Neutral Piramal Enterprises Ltd. For Target Rs. 925 - Motilal Oswal Financial Services
More stress ahead from rundown of legacy AUM; downgrade to Neutral
4QFY24 credit costs of ~INR33.5b from rundown of wholesale 1.0
* PIEL reported 4QFY24 net profit of ~INR1.37b (loss of ~INR23.8b in 3QFY24). Reported PAT included net provision write-back on AIF investments of INR11.4b and stake sale in Shriram Investment Holdings resulting in one-off gain of INR8.7b. FY24 loss after tax stood at ~INR16.8b, impacted by net AIF provision of INR24.7b.
* NII declined 18% YoY and 10% QoQ to ~INR7.55b. PPOP at ~INR2.9b declined ~25% QoQ and ~37% YoY. Loan losses and provisions stood at ~INR33.5b, which included impairment on investment property of ~INR6.6b.
* Total AUM grew 8% YoY and declined 3% QoQ. Wholesale 2.0 AUM grew 14% QoQ to INR63.5b, while Wholesale 1.0 AUM declined 50% YoY/22% QoQ to INR146b. Retail AUM grew ~49% YoY to INR479b, with its share in the loan book increasing to ~70% (vs. 64% in 3Q).
* GS3 was stable at 2.4%, while NS3 improved by ~30bp QoQ to 0.8%. S3 PCR improved by ~10pp QoQ to ~65%. 90+ DPD delinquency was stable or down across retail products.
* Total SRs declined ~3% QoQ to INR48.5b. As the resolution processes continue, the SR portfolio will continue to fall in the subsequent quarters.
* PEL has also announced a corporate reorganization through a proposed merger of Piramal Enterprises (PEL) with its subsidiary Piramal Capital & Housing Finance (PCHFL). The merged entity will be renamed as Piramal Finance. For each equity share of PEL, a shareholder would receive one equity share of Piramal Finance and a non-convertible, non-redeemable preference share of INR67, subject to RBI approval. We believe that this merger is a step in the right direction to simplify the organization structure.
* The management shared that it targets to rundown the legacy wholesale 1.0 AUM to ~INR60-70b by Mar’25 from INR146b as of Mar'24. We believe that this will entail elevated credit costs in FY25 as well. The company pointed out that: a) it has provisions of ~INR25b on the legacy AUM, b) it expects gains of ~INR17b from AIF over FY25-FY26, c) it has residual stakes in Shriram Life and General Insurance, which will be monetized; and d) it has assessed carry forward losses of ~INR106b, which can be utilized from FY25 onward. It will look to take the credit cost impact of running down the legacy AUM on the P&L when there are such one-off gains from the pockets of opportunity in its legacy business.
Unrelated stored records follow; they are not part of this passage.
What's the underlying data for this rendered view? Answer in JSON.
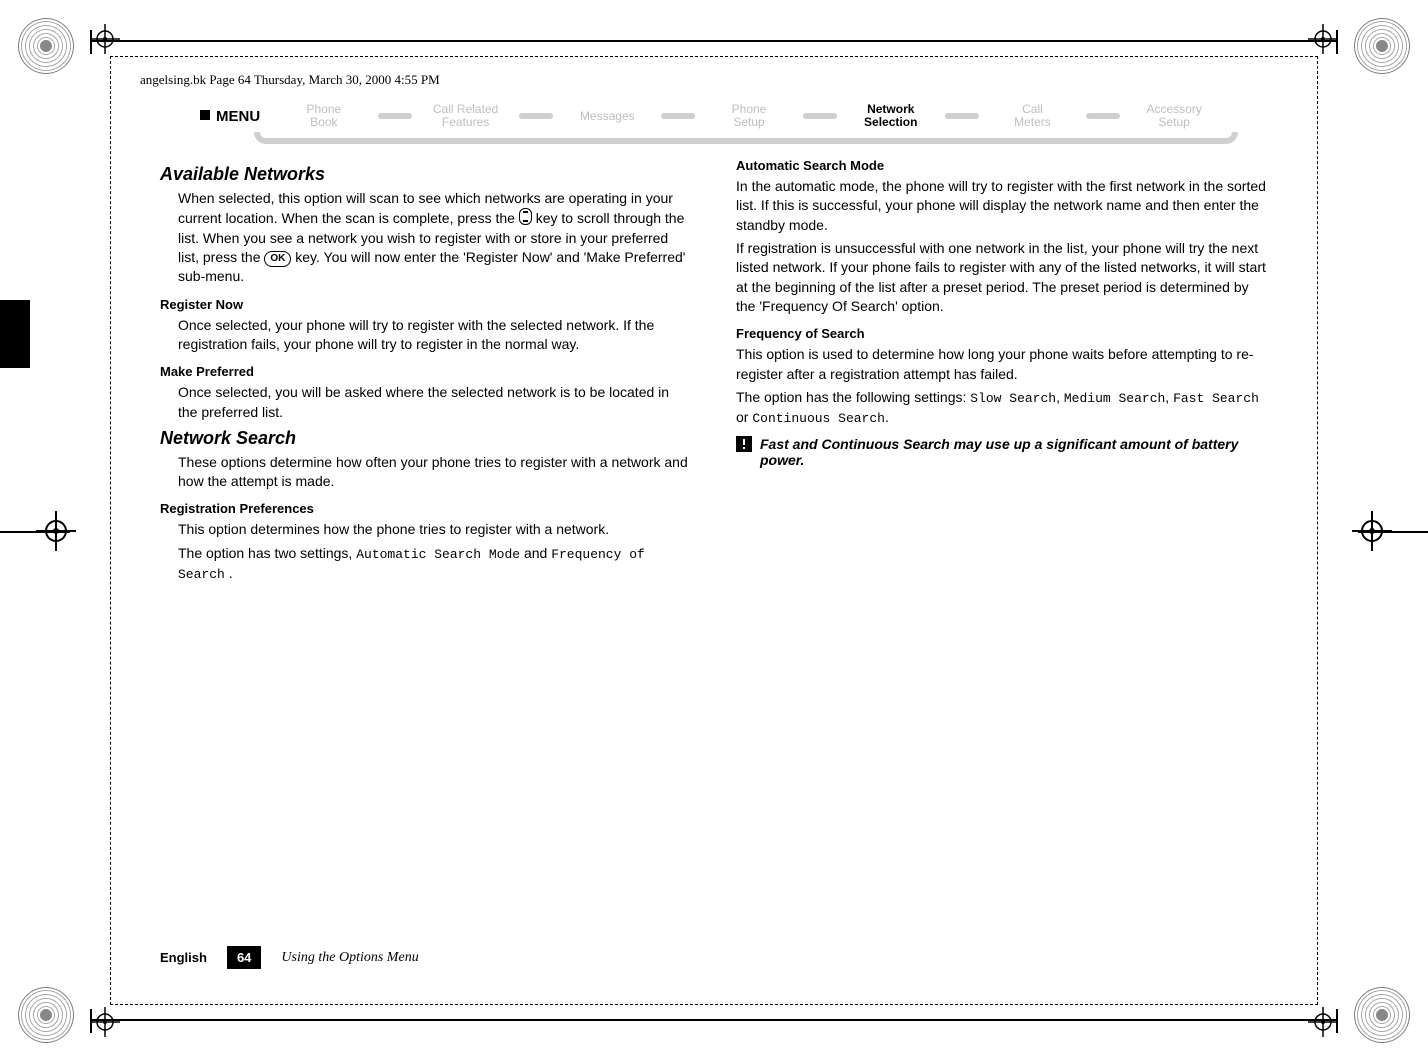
{
  "running_head": "angelsing.bk  Page 64  Thursday, March 30, 2000  4:55 PM",
  "menu_label": "MENU",
  "tabs": [
    {
      "l1": "Phone",
      "l2": "Book",
      "active": false
    },
    {
      "l1": "Call Related",
      "l2": "Features",
      "active": false
    },
    {
      "l1": "Messages",
      "l2": "",
      "active": false
    },
    {
      "l1": "Phone",
      "l2": "Setup",
      "active": false
    },
    {
      "l1": "Network",
      "l2": "Selection",
      "active": true
    },
    {
      "l1": "Call",
      "l2": "Meters",
      "active": false
    },
    {
      "l1": "Accessory",
      "l2": "Setup",
      "active": false
    }
  ],
  "col_left": {
    "h2_available": "Available Networks",
    "p_available_1a": "When selected, this option will scan to see which networks are operating in your current location. When the scan is complete, press the ",
    "p_available_1b": " key to scroll through the list. When you see a network you wish to register with or store in your preferred list, press the ",
    "p_available_1c": " key. You will now enter the 'Register Now' and 'Make Preferred' sub-menu.",
    "ok_label": "OK",
    "h3_registernow": "Register Now",
    "p_registernow": "Once selected, your phone will try to register with the selected network. If the registration fails, your phone will try to register in the normal way.",
    "h3_makepref": "Make Preferred",
    "p_makepref": "Once selected, you will be asked where the selected network is to be located in the preferred list.",
    "h2_search": "Network Search",
    "p_search": "These options determine how often your phone tries to register with a network and how the attempt is made.",
    "h3_regpref": "Registration Preferences",
    "p_regpref_intro": "This option determines how the phone tries to register with a network.",
    "p_regpref_two_a": "The option has two settings, ",
    "mono_auto": "Automatic Search Mode",
    "p_regpref_two_b": " and ",
    "mono_freq": "Frequency of Search",
    "p_regpref_two_c": "."
  },
  "col_right": {
    "h3_auto": "Automatic Search Mode",
    "p_auto1": "In the automatic mode, the phone will try to register with the first network in the sorted list. If this is successful, your phone will display the network name and then enter the standby mode.",
    "p_auto2": "If registration is unsuccessful with one network in the list, your phone will try the next listed network. If your phone fails to register with any of the listed networks, it will start at the beginning of the list after a preset period. The preset period is determined by the 'Frequency Of Search' option.",
    "h3_freq": "Frequency of Search",
    "p_freq1": "This option is used to determine how long your phone waits before attempting to re-register after a registration attempt has failed.",
    "p_freq2_a": "The option has the following settings: ",
    "mono_slow": "Slow Search",
    "sep_comma": ", ",
    "mono_med": "Medium Search",
    "mono_fast": "Fast Search",
    "sep_or": " or ",
    "mono_cont": "Continuous Search",
    "period": ".",
    "note_text": "Fast and Continuous Search may use up a significant amount of battery power."
  },
  "footer": {
    "lang": "English",
    "page": "64",
    "section": "Using the Options Menu"
  }
}
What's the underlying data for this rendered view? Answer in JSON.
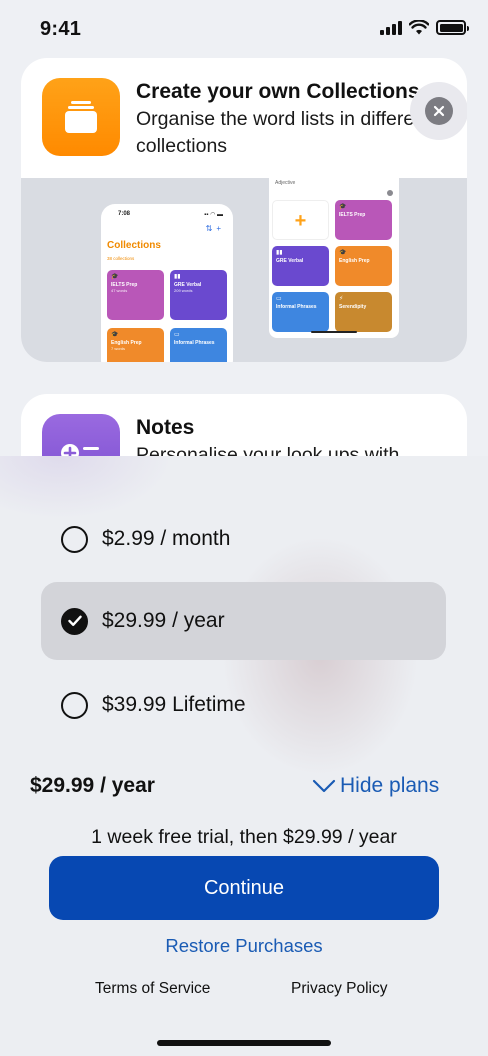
{
  "status_bar": {
    "time": "9:41"
  },
  "features": [
    {
      "title": "Create your own Collections",
      "description": "Organise the word lists in different collections",
      "preview": {
        "phone_time": "7:08",
        "phone_title": "Collections",
        "phone_subtitle": "38 collections",
        "tiles": [
          {
            "title": "IELTS Prep",
            "sub": "47 words",
            "color": "#b957b8"
          },
          {
            "title": "GRE Verbal",
            "sub": "209 words",
            "color": "#6a49cf"
          },
          {
            "title": "English Prep",
            "sub": "7 words",
            "color": "#f08a2a"
          },
          {
            "title": "Informal Phrases",
            "sub": "",
            "color": "#3e86e0"
          }
        ],
        "panel_label": "Adjective",
        "panel_tiles": [
          {
            "title": "+",
            "color": "#ffffff"
          },
          {
            "title": "IELTS Prep",
            "color": "#b957b8"
          },
          {
            "title": "GRE Verbal",
            "color": "#6a49cf"
          },
          {
            "title": "English Prep",
            "color": "#f08a2a"
          },
          {
            "title": "Informal Phrases",
            "color": "#3e86e0"
          },
          {
            "title": "Serendipity",
            "color": "#c8892f"
          }
        ]
      }
    },
    {
      "title": "Notes",
      "description": "Personalise your look ups with"
    }
  ],
  "plans": [
    {
      "label": "$2.99 / month",
      "selected": false
    },
    {
      "label": "$29.99 / year",
      "selected": true
    },
    {
      "label": "$39.99 Lifetime",
      "selected": false
    }
  ],
  "summary": {
    "price": "$29.99 / year",
    "toggle_label": "Hide plans",
    "trial_text": "1 week free trial, then $29.99 / year"
  },
  "actions": {
    "continue": "Continue",
    "restore": "Restore Purchases",
    "terms": "Terms of Service",
    "privacy": "Privacy Policy"
  },
  "colors": {
    "accent": "#0748b2",
    "link": "#1a5bb4",
    "collections_icon": "#ff9500",
    "notes_icon": "#8a5cd8"
  }
}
* We estimate a ~24% CAGR in total AUM and a ~36% CAGR in Retail AUM over FY24-FY26. While its growth business (excluding one-off gains and exceptional items) is showing signs of improvement, it will still take at least 12-18 months to mitigate the earnings and credit cost impact of an accelerated decline in the legacy AUM.
* Pockets of opportunity, which we earlier thought would be utilized for some inorganic acquisition in retail businesses or for strengthening the balance sheet, are being utilized to rundown the stressed legacy AUM. We do not see catalysts for any meaningful improvement in the core earnings trajectory of the company. Downgrade to Neutral with a revised TP of INR925 (based on Mar’26E SOTP).
Highlights from the management commentary
* The management shared the split of credit costs during the quarter. It utilized ~INR14b of fair value markdown on receivables and non-earning assets. Some large and chunky assets which were in Stage 2 and 3 legacy book have been settled and closed, which resulted in credit costs of over ~INR10b. Additionally, ~INR7b of management overlay was created and was added to Stage 1 of the legacy AUM.
* Guided for AUM of ~INR800b (~15% YoY growth) by FY25. This is including the rundown in the legacy AUM to ~INR60-70b. Retail: Wholesale AUM mix to improve to 75:25 by Mar'24.
* Guided for RoA of 3.0-3.5% by FY25; Assessed carry forward tax losses of INR106b will now be available for many years and will provide upside potential to RoA and RoE.
Valuation and view
* Our earnings estimate for FY25 and FY26 only factor in exceptional gains from the AIF exposures and no tax incidence in the foreseeable future. Because of the uncertainty and unpredictability around the timing of the monetization of the stake in Shriram Life and General insurance, we have not factored it in our estimates as well. It does, however, provide streams of one-off gains, which can help offset the credit costs required to dispose of the stressed legacy AUM.
* We expect PIEL to deliver ~1.5% RoA and 5% RoE in FY26. We value the lending business at 0.6x FY26E P/BV (earlier: 0.7x). Downgrade to Neutral with a revised TP of INR925 (premised on Mar’26 SOTP).